Back to work, back home, back to “normal.” I think I’m ok most of the time and then see some evidence that I’m experiencing a new ok. Every morning now my meditation includes weeping. My drive to work is so difficult because I that is when I called my sister. Not that I called every single day, but I knew I could if I wanted. Now I can’t.
There is no one who has as much faith in me as my sister had. No one who will encourage me and mostly always be on my side the way she was. She had a huge role in my life. I don’t think I realized how huge it was until it became a gaping hole.
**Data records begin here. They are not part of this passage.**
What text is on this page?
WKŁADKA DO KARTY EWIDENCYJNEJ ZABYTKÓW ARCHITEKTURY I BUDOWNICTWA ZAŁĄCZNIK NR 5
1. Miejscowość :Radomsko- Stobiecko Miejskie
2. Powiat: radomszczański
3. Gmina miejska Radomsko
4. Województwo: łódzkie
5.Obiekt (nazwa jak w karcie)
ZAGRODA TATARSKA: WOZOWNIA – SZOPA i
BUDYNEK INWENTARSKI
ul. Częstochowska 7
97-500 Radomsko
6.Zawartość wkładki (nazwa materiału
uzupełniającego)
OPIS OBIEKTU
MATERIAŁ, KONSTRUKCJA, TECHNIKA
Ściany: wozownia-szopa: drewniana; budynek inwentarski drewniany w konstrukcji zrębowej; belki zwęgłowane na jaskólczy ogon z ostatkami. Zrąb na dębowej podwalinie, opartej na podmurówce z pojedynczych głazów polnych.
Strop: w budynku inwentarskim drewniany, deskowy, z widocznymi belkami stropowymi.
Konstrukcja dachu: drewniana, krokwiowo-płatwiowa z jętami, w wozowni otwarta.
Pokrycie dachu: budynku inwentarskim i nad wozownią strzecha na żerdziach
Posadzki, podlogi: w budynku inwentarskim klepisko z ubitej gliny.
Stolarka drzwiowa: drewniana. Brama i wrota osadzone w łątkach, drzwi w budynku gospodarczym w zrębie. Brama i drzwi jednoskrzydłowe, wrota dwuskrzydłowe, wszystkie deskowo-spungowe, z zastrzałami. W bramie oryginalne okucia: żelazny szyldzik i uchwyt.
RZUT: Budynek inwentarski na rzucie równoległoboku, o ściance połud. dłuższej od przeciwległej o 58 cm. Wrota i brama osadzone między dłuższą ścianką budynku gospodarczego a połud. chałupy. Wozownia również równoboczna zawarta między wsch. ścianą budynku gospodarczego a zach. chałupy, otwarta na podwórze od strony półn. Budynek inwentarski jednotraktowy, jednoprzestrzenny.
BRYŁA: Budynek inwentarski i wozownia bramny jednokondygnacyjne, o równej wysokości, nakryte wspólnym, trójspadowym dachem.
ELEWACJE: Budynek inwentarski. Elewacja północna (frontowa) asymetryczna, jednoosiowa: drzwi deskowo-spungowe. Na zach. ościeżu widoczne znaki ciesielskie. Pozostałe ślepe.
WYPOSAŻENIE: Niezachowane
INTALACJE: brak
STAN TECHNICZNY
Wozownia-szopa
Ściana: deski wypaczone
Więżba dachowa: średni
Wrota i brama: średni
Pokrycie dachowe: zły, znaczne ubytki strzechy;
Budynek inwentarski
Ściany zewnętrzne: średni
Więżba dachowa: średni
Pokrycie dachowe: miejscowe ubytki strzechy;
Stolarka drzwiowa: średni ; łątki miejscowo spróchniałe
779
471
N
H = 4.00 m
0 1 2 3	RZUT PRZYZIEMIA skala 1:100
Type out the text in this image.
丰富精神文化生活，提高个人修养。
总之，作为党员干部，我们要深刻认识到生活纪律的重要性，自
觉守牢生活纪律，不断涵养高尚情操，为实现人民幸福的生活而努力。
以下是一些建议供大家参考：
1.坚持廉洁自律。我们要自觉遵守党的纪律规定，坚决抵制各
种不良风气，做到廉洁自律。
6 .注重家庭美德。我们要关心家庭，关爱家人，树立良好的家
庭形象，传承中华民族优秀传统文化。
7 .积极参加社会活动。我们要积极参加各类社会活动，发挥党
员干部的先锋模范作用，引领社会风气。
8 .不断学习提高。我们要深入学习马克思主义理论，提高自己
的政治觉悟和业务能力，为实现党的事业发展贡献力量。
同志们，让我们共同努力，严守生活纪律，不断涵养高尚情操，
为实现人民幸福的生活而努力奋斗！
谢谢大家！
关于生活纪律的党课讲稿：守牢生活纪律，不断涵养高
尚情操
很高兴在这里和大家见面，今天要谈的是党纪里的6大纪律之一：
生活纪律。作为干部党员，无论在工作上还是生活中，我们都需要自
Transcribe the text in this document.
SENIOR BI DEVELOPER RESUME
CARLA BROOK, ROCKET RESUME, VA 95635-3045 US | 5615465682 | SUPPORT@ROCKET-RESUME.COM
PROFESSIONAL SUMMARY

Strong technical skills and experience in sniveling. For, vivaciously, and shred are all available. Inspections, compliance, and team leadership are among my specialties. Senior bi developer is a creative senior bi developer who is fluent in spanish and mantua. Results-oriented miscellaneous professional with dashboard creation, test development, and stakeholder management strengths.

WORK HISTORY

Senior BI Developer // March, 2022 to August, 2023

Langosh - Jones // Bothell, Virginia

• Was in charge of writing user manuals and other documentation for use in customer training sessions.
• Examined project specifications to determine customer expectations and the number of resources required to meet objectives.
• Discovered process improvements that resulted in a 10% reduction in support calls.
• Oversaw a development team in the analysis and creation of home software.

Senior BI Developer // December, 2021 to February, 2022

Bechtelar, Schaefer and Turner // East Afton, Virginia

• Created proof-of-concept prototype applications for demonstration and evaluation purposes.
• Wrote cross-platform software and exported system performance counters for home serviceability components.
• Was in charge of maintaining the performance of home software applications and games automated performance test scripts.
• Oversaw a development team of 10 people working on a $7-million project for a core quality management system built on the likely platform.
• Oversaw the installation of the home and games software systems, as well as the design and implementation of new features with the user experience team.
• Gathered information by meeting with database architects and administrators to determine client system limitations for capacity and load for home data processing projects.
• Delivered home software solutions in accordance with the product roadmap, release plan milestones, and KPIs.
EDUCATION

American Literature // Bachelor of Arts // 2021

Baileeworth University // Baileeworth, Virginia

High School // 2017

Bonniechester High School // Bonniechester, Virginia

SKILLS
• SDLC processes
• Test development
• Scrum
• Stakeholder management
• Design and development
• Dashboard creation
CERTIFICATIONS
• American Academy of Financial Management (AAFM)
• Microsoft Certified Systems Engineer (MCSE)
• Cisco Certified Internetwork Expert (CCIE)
This morning I got almost all the way to work before I realized I left my garden’s drip irrigation system running. It is a 32 mile ride which takes over an hour so going back home seemed insane. I will go at lunch time and thankfully this afternoon I have a meeting that is about half the distance. I hope I haven’t flooded my yard and that my water bill won’t be huge. I called the water company and they said I ought to be ok as long as it’s not much more than 4 hours.
Here’s what I’m grateful for:
- A job that’s just the right amount of challenging for my current brain power
- Friends who have been so supportive
- The summer season and all the flowers, fruits, and vegetables
- A good new doctor who is a practitioner of functional medicine and has me on NO medication at all
- My home, be it ever so humble….
For these and all the other blessings in my life Thank You God.